How Your Liver Actually Processes Toxins
Your liver runs a two-phase detoxification system that works around the clock. In the first phase, specialized enzymes chemically alter toxins to make them easier to dissolve in water. This sometimes creates intermediate byproducts that are actually more reactive than the original substance, which is where the second phase comes in. During phase two, your liver attaches large molecules to those byproducts, making them water-soluble enough for your kidneys to flush them out through urine.
This system handles everything from alcohol and medications to environmental chemicals and the normal waste products of metabolism. It doesn’t need help from a special diet, and it doesn’t slow down because you haven’t done a “cleanse.” As long as your liver and kidneys are functioning, your body is detoxing continuously.
Do Juice Cleanses and Detox Products Work?
No. The University of Rochester Medical Center puts it bluntly: the concept of detoxing by eating or drinking certain diets is a myth. Your liver and kidneys remove toxins and waste constantly. If your body were actually holding onto toxins the way detox product marketing suggests, you’d be seriously ill, not just feeling sluggish.
People who feel better after a juice cleanse are likely benefiting from eating fewer processed foods, drinking more fluids, and cutting out alcohol and sugar for a few days. Those are genuinely healthy changes, but they work because of what you stopped consuming, not because of any special detoxifying property in the juice. You’d get the same results by simply eating more vegetables and drinking water.
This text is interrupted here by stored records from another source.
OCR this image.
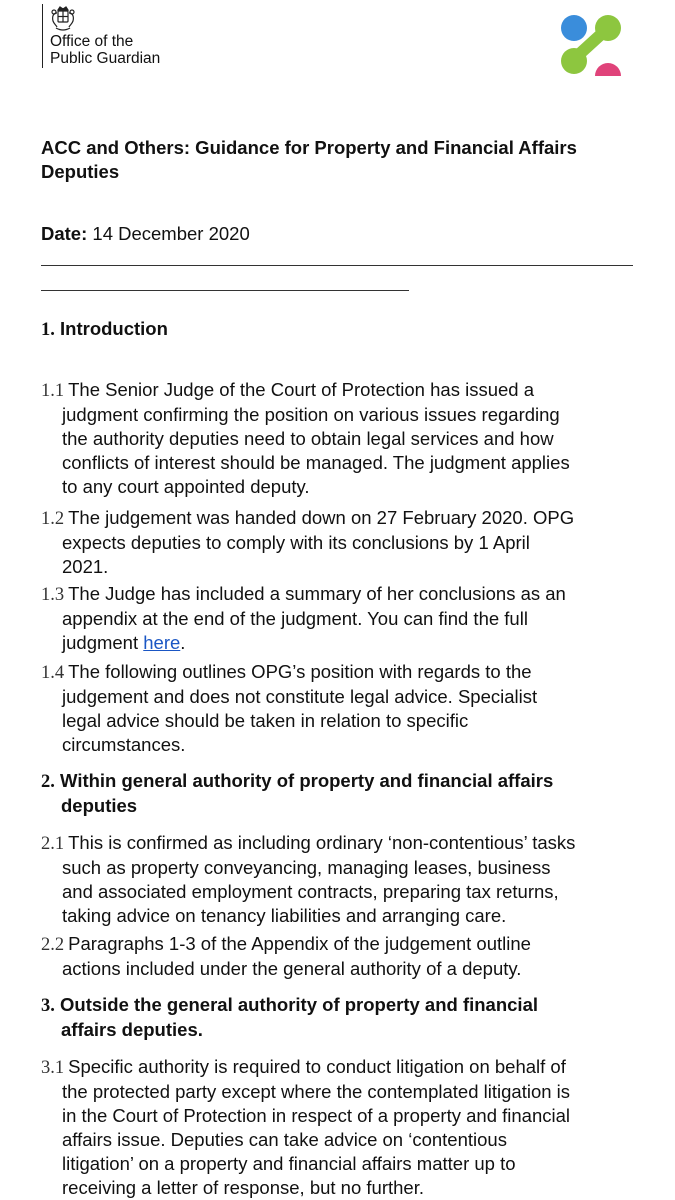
Office of the
Public Guardian
ACC and Others: Guidance for Property and Financial Affairs
Deputies
Date: 14 December 2020
1. Introduction

1.1 The Senior Judge of the Court of Protection has issued a
judgment confirming the position on various issues regarding
the authority deputies need to obtain legal services and how
conflicts of interest should be managed. The judgment applies
to any court appointed deputy.

1.2 The judgement was handed down on 27 February 2020. OPG
expects deputies to comply with its conclusions by 1 April
2021.

1.3 The Judge has included a summary of her conclusions as an
appendix at the end of the judgment. You can find the full
judgment here.

1.4 The following outlines OPG’s position with regards to the
judgement and does not constitute legal advice. Specialist
legal advice should be taken in relation to specific
circumstances.

2. Within general authority of property and financial affairs
deputies

2.1 This is confirmed as including ordinary ‘non-contentious’ tasks
such as property conveyancing, managing leases, business
and associated employment contracts, preparing tax returns,
taking advice on tenancy liabilities and arranging care.

2.2 Paragraphs 1-3 of the Appendix of the judgement outline
actions included under the general authority of a deputy.

3. Outside the general authority of property and financial
affairs deputies.

3.1 Specific authority is required to conduct litigation on behalf of
the protected party except where the contemplated litigation is
in the Court of Protection in respect of a property and financial
affairs issue. Deputies can take advice on ‘contentious
litigation’ on a property and financial affairs matter up to
receiving a letter of response, but no further.
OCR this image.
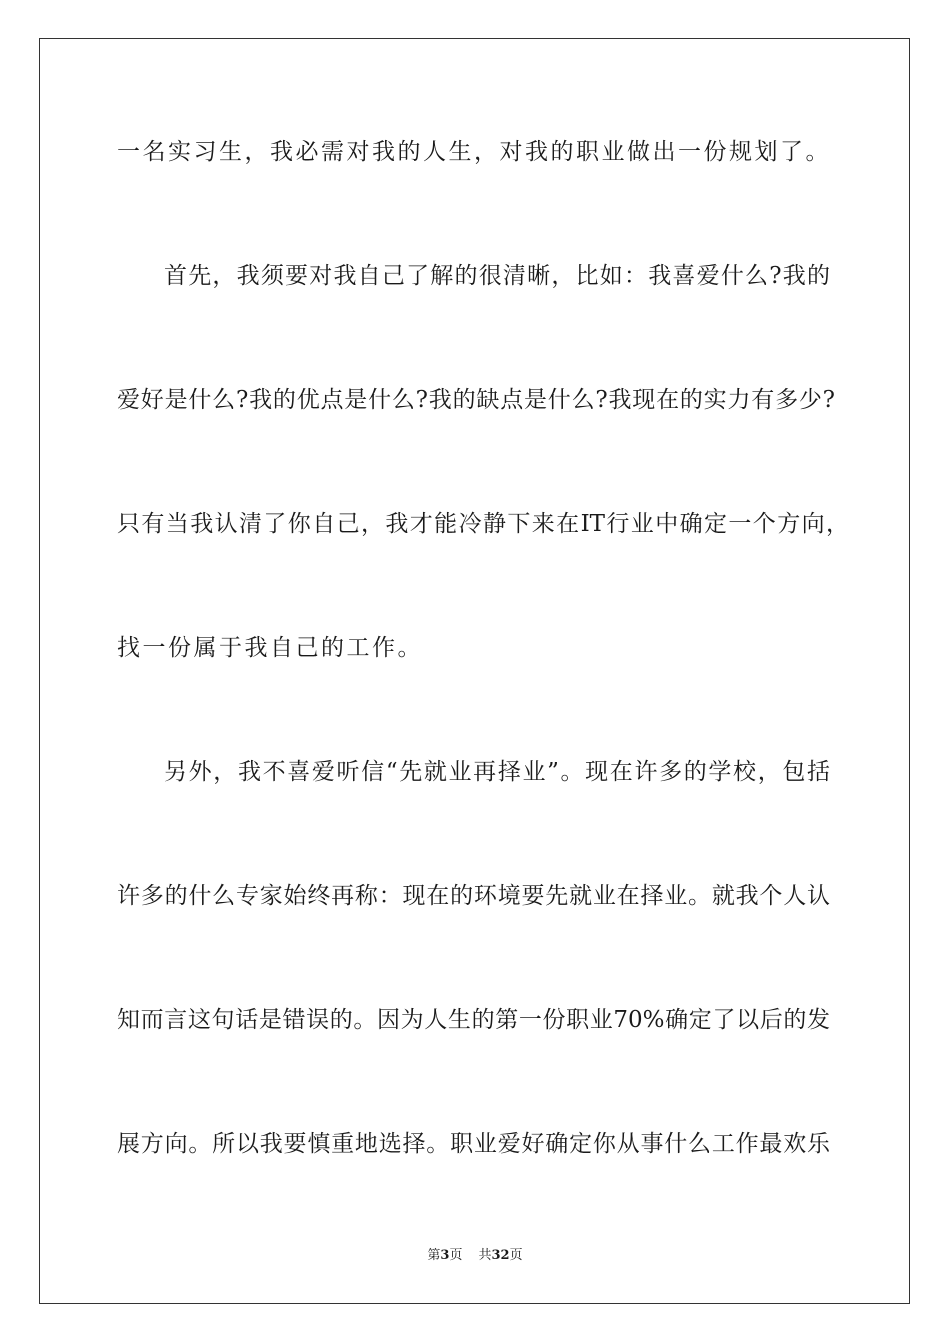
一名实习生，我必需对我的人生，对我的职业做出一份规划了。
首先，我须要对我自己了解的很清晰，比如：我喜爱什么?我的
爱好是什么?我的优点是什么?我的缺点是什么?我现在的实力有多少?
只有当我认清了你自己，我才能冷静下来在IT行业中确定一个方向，
找一份属于我自己的工作。
另外，我不喜爱听信“先就业再择业”。现在许多的学校，包括
许多的什么专家始终再称：现在的环境要先就业在择业。就我个人认
知而言这句话是错误的。因为人生的第一份职业70%确定了以后的发
展方向。所以我要慎重地选择。职业爱好确定你从事什么工作最欢乐
第3页 共32页
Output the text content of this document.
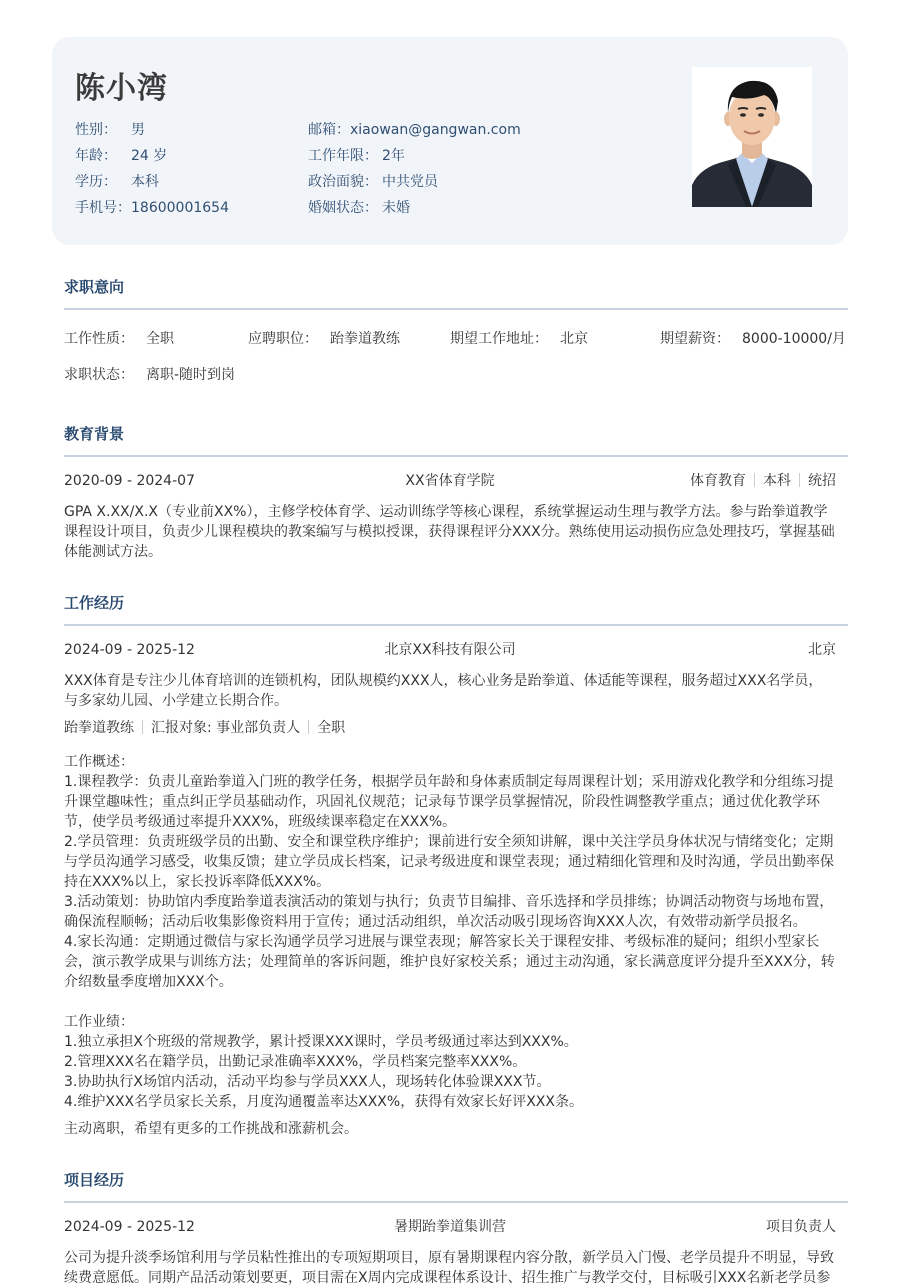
陈小湾
性别： 男
年龄： 24 岁
学历： 本科
手机号：18600001654
邮箱：xiaowan@gangwan.com
工作年限： 2年
政治面貌： 中共党员
婚姻状态： 未婚
求职意向
工作性质： 全职	应聘职位： 跆拳道教练	期望工作地址： 北京	期望薪资： 8000-10000/月
求职状态： 离职-随时到岗
教育背景
2020-09 - 2024-07	XX省体育学院	体育教育 本科 统招
GPA X.XX/X.X（专业前XX%），主修学校体育学、运动训练学等核心课程，系统掌握运动生理与教学方法。参与跆拳道教学课程设计项目，负责少儿课程模块的教案编写与模拟授课，获得课程评分XXX分。熟练使用运动损伤应急处理技巧，掌握基础体能测试方法。
工作经历
2024-09 - 2025-12	北京XX科技有限公司	北京
XXX体育是专注少儿体育培训的连锁机构，团队规模约XXX人，核心业务是跆拳道、体适能等课程，服务超过XXX名学员，与多家幼儿园、小学建立长期合作。
跆拳道教练 汇报对象: 事业部负责人 全职
工作概述：
1.课程教学：负责儿童跆拳道入门班的教学任务，根据学员年龄和身体素质制定每周课程计划；采用游戏化教学和分组练习提升课堂趣味性；重点纠正学员基础动作，巩固礼仪规范；记录每节课学员掌握情况，阶段性调整教学重点；通过优化教学环节，使学员考级通过率提升XXX%，班级续课率稳定在XXX%。
2.学员管理：负责班级学员的出勤、安全和课堂秩序维护；课前进行安全须知讲解，课中关注学员身体状况与情绪变化；定期与学员沟通学习感受，收集反馈；建立学员成长档案，记录考级进度和课堂表现；通过精细化管理和及时沟通，学员出勤率保持在XXX%以上，家长投诉率降低XXX%。
3.活动策划：协助馆内季度跆拳道表演活动的策划与执行；负责节目编排、音乐选择和学员排练；协调活动物资与场地布置，确保流程顺畅；活动后收集影像资料用于宣传；通过活动组织，单次活动吸引现场咨询XXX人次，有效带动新学员报名。
4.家长沟通：定期通过微信与家长沟通学员学习进展与课堂表现；解答家长关于课程安排、考级标准的疑问；组织小型家长会，演示教学成果与训练方法；处理简单的客诉问题，维护良好家校关系；通过主动沟通，家长满意度评分提升至XXX分，转介绍数量季度增加XXX个。
工作业绩：
1.独立承担X个班级的常规教学，累计授课XXX课时，学员考级通过率达到XXX%。
2.管理XXX名在籍学员，出勤记录准确率XXX%，学员档案完整率XXX%。
3.协助执行X场馆内活动，活动平均参与学员XXX人，现场转化体验课XXX节。
4.维护XXX名学员家长关系，月度沟通覆盖率达XXX%，获得有效家长好评XXX条。
主动离职，希望有更多的工作挑战和涨薪机会。
项目经历
2024-09 - 2025-12	暑期跆拳道集训营	项目负责人
公司为提升淡季场馆利用与学员粘性推出的专项短期项目，原有暑期课程内容分散，新学员入门慢、老学员提升不明显，导致续费意愿低。同期产品活动策划要更，项目需在X周内完成课程体系设计、招生推广与教学交付，目标吸引XXX名新老学员参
Realistic Detox Timelines at a Glance
- Alcohol: Acute symptoms peak at 24 to 72 hours, mostly resolve within a week. Liver markers improve over 2 to 4 weeks of abstinence. Mood and sleep issues can linger for weeks to months.
- Short-acting opioids (heroin, oxycodone): Symptoms start within 6 to 12 hours, peak at days 2 to 3, and resolve within 5 to 7 days.
- Long-acting opioids (methadone): Symptoms start at 1 to 3 days and can last several weeks.
- THC: Physically detectable for up to 45 days in heavy users, though withdrawal symptoms (if present) are milder and mostly involve sleep and appetite changes.
- Stimulants: Cleared from the body in 1 to 5 days, but the “crash” period of fatigue and low mood can last 1 to 2 weeks.
- PAWS symptoms (any substance): Months to years, with symptoms that fluctuate and gradually improve.